Uncommonly, Salman appointed Adel al-Toraifi as the new cultural and information minister. Al-Toraifi, a suit-and-tie wearing professional, is the former general manager of Saudi-owned Al-Arabiya television. Plus, Salman has installed Muhammad al-Suwaiyel as minister for telecommunications and IT.Al Suwaiyel is the former head of the King Abdullah City of Science and Technology, a massive coeducational university. That may be the most bizarre aspect of the persecution of the blogger Badawi that he defended the same modern scientific principles that Abdullah hoped to teach young Saudis.
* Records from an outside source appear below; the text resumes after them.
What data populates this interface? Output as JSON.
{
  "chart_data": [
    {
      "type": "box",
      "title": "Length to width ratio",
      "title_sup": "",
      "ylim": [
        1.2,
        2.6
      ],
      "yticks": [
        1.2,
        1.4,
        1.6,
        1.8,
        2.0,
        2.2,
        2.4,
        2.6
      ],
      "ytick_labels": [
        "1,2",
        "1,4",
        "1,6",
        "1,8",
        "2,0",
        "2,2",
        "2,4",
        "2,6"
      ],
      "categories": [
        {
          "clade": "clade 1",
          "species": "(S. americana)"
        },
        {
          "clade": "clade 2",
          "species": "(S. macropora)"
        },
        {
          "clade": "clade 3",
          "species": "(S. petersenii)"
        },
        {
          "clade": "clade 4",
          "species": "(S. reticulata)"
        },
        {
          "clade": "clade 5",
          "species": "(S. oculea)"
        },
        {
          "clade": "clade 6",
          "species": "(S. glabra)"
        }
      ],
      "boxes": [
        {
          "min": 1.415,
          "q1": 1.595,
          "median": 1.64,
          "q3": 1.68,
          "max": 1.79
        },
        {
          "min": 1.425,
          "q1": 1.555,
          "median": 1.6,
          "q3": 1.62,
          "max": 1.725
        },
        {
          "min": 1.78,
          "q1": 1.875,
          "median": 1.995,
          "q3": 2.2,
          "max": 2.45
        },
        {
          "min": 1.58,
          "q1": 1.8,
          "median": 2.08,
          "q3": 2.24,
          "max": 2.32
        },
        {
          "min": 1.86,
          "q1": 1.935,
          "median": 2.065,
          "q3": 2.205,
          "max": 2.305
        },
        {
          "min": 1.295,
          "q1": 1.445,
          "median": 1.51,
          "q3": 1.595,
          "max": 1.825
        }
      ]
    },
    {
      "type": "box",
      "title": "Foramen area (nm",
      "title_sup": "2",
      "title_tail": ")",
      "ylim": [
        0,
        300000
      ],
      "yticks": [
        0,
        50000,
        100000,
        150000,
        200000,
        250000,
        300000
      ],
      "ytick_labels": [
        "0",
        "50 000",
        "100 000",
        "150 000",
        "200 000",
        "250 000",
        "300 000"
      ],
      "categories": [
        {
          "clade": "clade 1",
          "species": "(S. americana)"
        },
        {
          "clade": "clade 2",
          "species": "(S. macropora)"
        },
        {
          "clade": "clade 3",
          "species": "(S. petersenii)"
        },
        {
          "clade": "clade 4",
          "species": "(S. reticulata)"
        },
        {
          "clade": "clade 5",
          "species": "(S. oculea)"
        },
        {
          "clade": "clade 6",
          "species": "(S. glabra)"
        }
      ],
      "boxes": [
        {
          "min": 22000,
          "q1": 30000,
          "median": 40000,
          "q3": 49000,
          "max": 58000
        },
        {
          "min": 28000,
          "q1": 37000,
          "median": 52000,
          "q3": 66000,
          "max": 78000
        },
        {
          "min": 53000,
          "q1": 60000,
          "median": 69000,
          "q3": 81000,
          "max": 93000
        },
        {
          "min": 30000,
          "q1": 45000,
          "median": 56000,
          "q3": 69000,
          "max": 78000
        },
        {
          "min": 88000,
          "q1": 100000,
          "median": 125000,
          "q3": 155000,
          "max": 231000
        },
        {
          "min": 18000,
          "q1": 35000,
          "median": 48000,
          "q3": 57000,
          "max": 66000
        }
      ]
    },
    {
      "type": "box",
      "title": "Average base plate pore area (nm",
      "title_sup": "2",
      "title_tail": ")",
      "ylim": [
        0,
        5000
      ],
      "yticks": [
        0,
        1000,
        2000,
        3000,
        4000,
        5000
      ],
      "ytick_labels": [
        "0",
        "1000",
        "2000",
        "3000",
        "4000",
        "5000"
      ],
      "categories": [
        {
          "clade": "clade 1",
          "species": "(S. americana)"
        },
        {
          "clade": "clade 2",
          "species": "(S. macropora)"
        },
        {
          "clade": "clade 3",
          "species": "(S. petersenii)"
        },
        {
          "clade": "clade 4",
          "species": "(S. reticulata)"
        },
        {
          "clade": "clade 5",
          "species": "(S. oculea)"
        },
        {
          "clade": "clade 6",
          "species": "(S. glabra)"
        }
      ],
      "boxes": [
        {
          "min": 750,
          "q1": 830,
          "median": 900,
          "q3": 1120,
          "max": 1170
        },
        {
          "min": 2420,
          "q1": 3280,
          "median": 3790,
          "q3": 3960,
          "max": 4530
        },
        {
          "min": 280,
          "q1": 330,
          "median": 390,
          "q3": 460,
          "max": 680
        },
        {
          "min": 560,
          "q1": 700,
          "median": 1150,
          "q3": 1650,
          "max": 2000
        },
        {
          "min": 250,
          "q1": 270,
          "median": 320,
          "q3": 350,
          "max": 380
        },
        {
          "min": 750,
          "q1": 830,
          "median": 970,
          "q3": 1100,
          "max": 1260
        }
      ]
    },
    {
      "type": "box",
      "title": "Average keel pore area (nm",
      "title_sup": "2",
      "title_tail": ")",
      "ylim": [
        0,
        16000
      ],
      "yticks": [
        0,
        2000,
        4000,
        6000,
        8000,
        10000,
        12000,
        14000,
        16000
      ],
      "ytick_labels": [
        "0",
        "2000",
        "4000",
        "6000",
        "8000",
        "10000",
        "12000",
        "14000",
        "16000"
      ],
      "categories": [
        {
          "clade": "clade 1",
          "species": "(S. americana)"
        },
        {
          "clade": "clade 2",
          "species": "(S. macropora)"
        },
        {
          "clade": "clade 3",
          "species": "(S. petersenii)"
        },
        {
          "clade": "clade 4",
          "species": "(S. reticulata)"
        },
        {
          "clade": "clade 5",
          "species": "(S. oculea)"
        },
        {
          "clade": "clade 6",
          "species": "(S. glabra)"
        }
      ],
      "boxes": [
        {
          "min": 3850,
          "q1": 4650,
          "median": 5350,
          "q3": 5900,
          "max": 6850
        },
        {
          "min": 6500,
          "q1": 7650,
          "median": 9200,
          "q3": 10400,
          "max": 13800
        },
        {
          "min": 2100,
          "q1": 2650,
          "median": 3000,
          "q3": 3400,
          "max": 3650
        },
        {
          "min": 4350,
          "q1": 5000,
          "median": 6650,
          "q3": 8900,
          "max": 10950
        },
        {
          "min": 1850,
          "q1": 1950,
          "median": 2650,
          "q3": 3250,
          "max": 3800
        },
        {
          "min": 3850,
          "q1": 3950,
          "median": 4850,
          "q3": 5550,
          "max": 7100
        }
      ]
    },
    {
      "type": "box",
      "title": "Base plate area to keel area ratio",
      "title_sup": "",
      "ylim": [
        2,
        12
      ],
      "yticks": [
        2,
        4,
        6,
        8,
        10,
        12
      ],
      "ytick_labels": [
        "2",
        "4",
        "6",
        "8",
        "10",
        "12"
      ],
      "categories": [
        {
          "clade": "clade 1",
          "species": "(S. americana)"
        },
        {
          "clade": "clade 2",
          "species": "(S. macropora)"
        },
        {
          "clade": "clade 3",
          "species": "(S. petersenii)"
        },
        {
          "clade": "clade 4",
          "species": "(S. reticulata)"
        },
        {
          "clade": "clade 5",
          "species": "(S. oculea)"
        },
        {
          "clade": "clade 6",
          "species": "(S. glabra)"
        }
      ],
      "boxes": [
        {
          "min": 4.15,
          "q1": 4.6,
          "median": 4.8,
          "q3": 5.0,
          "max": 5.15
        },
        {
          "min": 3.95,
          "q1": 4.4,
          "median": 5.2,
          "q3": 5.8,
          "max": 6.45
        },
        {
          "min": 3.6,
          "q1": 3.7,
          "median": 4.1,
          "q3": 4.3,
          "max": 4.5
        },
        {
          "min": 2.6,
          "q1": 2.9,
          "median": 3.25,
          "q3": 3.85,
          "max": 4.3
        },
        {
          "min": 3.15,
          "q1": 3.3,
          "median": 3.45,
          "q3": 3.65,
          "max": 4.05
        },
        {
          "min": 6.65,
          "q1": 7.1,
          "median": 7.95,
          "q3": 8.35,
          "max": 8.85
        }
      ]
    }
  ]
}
Because of the power of the Wahhabi elite, another of King Salman’s new appointments will generate considerable speculation in the kingdom. Salman has assigned Abdul Rahman Al-Sanad to head the Commission for the Promotion of Virtue and Prevention of Vice, described typically as religious police. Last head of CPVPV, Abdul Latif Al Shiekh,was responsible for trying to prevent Saudis from using social platforms such as Twitter, proclaiming it to be dangerous for society’s unity, sufficing to be removed by Salman.

It will be intriguing to see, how new appointees fulfill their responsibilities, considering King Abdullah’s unaltered commitment to Scientific education, Saudi Arabia may find itself ending up with a technocrat government. That would be a positive outcome, to say the least.